When using RFC 5019 style HTTP headers, JBoss users should be aware that the Date header is overwritten with a cached value. Since generating the Date-string is computationally heavy for regular small GET requests, it is generated about once per second. So a response will have a Last-Modified that is one second in the future from Date from time to time.

A regular Apache HTTP server can be used for caching requests, load-balancing and dropping some unwanted requests:

<VirtualHost *:80>
# Use as much memory as possible for the cache (in 1 kB blocks)
# 1GB of memory at ~2kB/ocsp request would hold about 500000 different requests
CacheEnable mem /
MCacheSize 1048576
MCacheMaxObjectCount 1000000
MCacheMinObjectSize 1
MCacheMaxObjectSize 4096
 
# Using disk-cache will allow a much larger pool of cached entires and the operation system
# will cache those files, but you are responsible for cleaning up old cache-entries using
# the "htcacheclean" tool. A disk cache will also live through a server restart.
# The user running apache has to have read/write access to "/var/cache/ocsp".
#CacheEnable disk /
#CacheRoot /var/cache/ocsp
 
# Ignore requests for uncached responses.. this will protect the OCSP from
# DOS attacks using "Cache-Control: no-cache" or "Pragma: no-cache"
CacheIgnoreCacheControl On
 
ProxyRequests Off
 
<Location>
# Everybody is welcome here..
Allow from all
Order allow,deny
 
# ..or just those from networks that is supposed to use the service
#Deny from all
#Order deny,allow
#allow from 127.
#allow from 172.16.212.1
 
ProxyPassReverse balancer://mycluster-kerb/
</Location>
 
# Proxy requests to OCSP instances (only one machine currently configured)
<Proxy balancer://mycluster-kerb>
# proxy_ajp has to be enabled for ajp-proxying
BalancerMember ajp://127.0.0.1:8009/ejbca/publicweb/status/ocsp
# proxy_http has to be enabled for http-proxying
#BalancerMember http://ocsp2.domain.org:8080/ejbca/publicweb/status/ocsp
#BalancerMember http://ocsp3.domain.org:8080/ejbca/publicweb/status/ocsp
</Proxy>
 
# We only want RFC 5019 compliant URLs to be forwarded to the OCSP, the rest
# should get a "404 Not found" or "414 Request-URI Too Large."
LimitRequestLine 257
RewriteEngine On
RewriteCond %{REQUEST_METHOD} get [NC]
RewriteRule ^/([a-zA-Z0-9+=/]+)$ balancer://mycluster-kerb/$1 [P,L]
 
# Possible values include: debug, info, notice, warn, error, crit,
# alert, emerg.
LogLevel debug
CustomLog /var/log/apache2/access.log combined
ErrorLog /var/log/apache2/error.log
</VirtualHost>

Usage Examples

Adobe Reader

A good example of using OCSP is to check digitally signed PDF documents using Adobe Reader.
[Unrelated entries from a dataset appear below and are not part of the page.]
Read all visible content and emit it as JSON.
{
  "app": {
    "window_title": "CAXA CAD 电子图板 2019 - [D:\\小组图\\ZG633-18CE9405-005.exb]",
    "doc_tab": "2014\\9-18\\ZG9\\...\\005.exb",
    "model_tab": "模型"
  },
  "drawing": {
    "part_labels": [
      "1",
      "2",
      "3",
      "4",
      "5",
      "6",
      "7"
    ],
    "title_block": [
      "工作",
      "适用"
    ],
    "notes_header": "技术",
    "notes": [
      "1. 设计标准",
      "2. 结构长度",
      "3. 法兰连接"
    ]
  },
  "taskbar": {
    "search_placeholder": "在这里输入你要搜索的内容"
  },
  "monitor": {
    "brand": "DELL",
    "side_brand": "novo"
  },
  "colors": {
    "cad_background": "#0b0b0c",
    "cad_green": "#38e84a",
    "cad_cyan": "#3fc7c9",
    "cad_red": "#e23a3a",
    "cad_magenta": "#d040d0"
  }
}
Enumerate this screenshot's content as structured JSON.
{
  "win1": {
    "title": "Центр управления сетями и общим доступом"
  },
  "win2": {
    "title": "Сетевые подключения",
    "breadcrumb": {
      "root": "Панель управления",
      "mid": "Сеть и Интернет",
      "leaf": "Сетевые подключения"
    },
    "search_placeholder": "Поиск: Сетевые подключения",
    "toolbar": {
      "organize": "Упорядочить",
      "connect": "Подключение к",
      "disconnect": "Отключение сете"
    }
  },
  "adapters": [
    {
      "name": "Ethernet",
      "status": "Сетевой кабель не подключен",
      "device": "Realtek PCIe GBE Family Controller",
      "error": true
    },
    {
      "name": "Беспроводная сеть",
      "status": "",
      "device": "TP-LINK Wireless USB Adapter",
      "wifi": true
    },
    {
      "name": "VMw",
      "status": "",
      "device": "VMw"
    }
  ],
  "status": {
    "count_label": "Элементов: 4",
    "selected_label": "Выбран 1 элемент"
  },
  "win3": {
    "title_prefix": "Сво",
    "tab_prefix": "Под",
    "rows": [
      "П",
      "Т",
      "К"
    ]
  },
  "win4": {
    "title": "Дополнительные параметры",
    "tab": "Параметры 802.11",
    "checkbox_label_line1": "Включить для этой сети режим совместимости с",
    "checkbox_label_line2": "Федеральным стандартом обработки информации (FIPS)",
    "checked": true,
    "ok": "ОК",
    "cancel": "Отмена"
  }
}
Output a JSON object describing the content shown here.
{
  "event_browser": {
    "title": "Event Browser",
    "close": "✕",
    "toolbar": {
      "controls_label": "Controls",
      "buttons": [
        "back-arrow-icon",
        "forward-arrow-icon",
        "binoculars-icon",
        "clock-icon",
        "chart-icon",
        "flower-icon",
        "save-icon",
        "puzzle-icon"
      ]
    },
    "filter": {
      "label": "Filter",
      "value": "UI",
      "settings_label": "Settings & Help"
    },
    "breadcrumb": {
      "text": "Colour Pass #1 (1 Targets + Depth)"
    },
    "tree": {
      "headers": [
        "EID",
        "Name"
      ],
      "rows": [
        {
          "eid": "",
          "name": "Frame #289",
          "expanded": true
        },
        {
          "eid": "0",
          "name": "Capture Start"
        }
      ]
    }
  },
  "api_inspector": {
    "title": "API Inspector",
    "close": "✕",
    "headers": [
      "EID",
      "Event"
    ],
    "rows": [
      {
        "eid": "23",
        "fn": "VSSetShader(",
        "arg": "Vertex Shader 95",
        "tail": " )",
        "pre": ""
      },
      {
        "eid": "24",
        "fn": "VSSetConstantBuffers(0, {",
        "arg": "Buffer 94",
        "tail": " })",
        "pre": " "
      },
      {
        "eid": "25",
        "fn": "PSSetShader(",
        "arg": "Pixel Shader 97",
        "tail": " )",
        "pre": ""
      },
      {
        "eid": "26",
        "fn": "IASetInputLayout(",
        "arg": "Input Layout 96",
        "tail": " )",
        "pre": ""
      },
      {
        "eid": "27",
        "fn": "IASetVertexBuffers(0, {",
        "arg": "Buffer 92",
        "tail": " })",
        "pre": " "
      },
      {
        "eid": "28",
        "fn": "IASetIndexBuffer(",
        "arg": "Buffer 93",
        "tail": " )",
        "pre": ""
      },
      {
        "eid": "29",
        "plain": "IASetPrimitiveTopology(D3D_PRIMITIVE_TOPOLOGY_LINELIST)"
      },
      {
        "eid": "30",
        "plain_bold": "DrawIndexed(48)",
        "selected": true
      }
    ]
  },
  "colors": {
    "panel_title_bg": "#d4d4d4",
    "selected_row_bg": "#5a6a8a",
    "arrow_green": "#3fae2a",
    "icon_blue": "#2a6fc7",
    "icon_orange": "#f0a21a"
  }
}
To verify certificates in Adobe Reader, you must first add the CA certificate as trusted in Adobe Reader. You can do that in the menu Document > Trusted Identities. Choose Certificates in the list menu and click Add contacts to browse to the CA-certificate that you have downloaded in DER format (for example by choosing download to IE on the public EJBCA pages). The CA certificate must have been saved with a name ending with .cer. After adding the new contact, click Edit trust and check at least Signatures and as trusted root and Certified documents. Applies for both internal and external OCSP responders.

Certificates that have an OCSP service locator will be verified against the OCSP responder. You can configure this in the certificate profile used to issue certificates.

If you sign PDF documents with embedded OCSP responses, these responses must include a nextUpdate field, and the timestamp must be within the thisUpdate and nextUpdate period of the OCSP response.